FAIT DU JOUR Circuits courts, nouveaux services… Ils veulent vendre autrement
Sébastien Duboz élève des chèvres sous les chênes en Cévennes, mais il est aussi actionnaire d’une grande surface, le Mas des agriculteurs. Ce magasin de 900 m2 qui ne vend que des produits locaux a enregistré 160 000 visiteurs en 2024. En quatre ans, il a gagné 40 000 clients. Un autre bâtiment XXL, la halte paysanne, trône le long de la route de Saint-Dionisy. Il cache une boutique mais aussi des ateliers pour agriculteurs. Tous veulent vendre autrement. La grande distribution traverse une zone de turbulences. Casino a vendu tous ses supermarchés et hypermarchés gardois. Le groupe veut se recentrer sur « la proximité ». Les hypermarchés sont-ils à bout de souffle ?

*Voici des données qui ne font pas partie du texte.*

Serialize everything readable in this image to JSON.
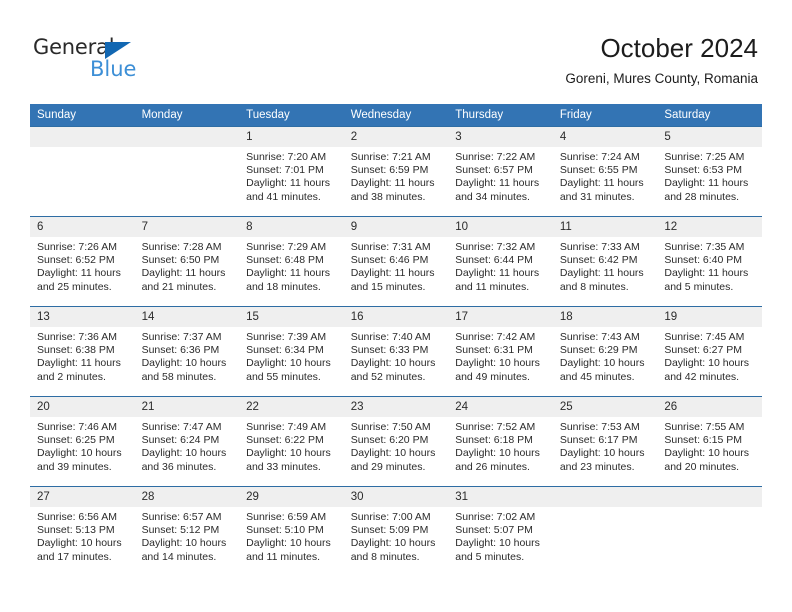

« On a eu 160 000 clients au mas des agriculteurs en 2024 »
Ouverte en 2019, cette grande surface ne vend que des produits locaux. Elle compte 185 actionnaires. Leur point commun : ils sont tous agriculteurs et gardois.
Un homme tient une énorme bouteille de vin. Un autre croise les bras, planté dans son champ de vigne. Son sourire est timide, discret. Un couple, chapeau de cow-boy vissé sur la tête, éclate franchement de rire… Ces clichés couvrent un immense mur dans l’entrée du Mas des agriculteurs. Ces vignerons, éleveurs, oléiculteurs sont les fournisseurs de ce commerce de plus de 900 m2. « On n’a pas pu les mettre tous en photo. On a environ 600 apporteurs dont une centaine sur le fruit et légume », décompte Jean-Paul Robert, le directeur. Cette année, le Mas des agriculteurs a enregistré « une petite progression de son chiffre d’affaires ». Mais ce qui l’intéresse avant tout, c’est l'augmentation du nombre de clients. Et les indicateurs sont au vert : « On voit des familles qui viennent le samedi faire les courses avec leurs enfants en leur expliquant les produits. Nous sommes passés de 120 000 clients en 2020 à 160 000 en 2024. » Celui qui travaille sur ce projet depuis 2017 l’avoue : c’est mieux que prévu.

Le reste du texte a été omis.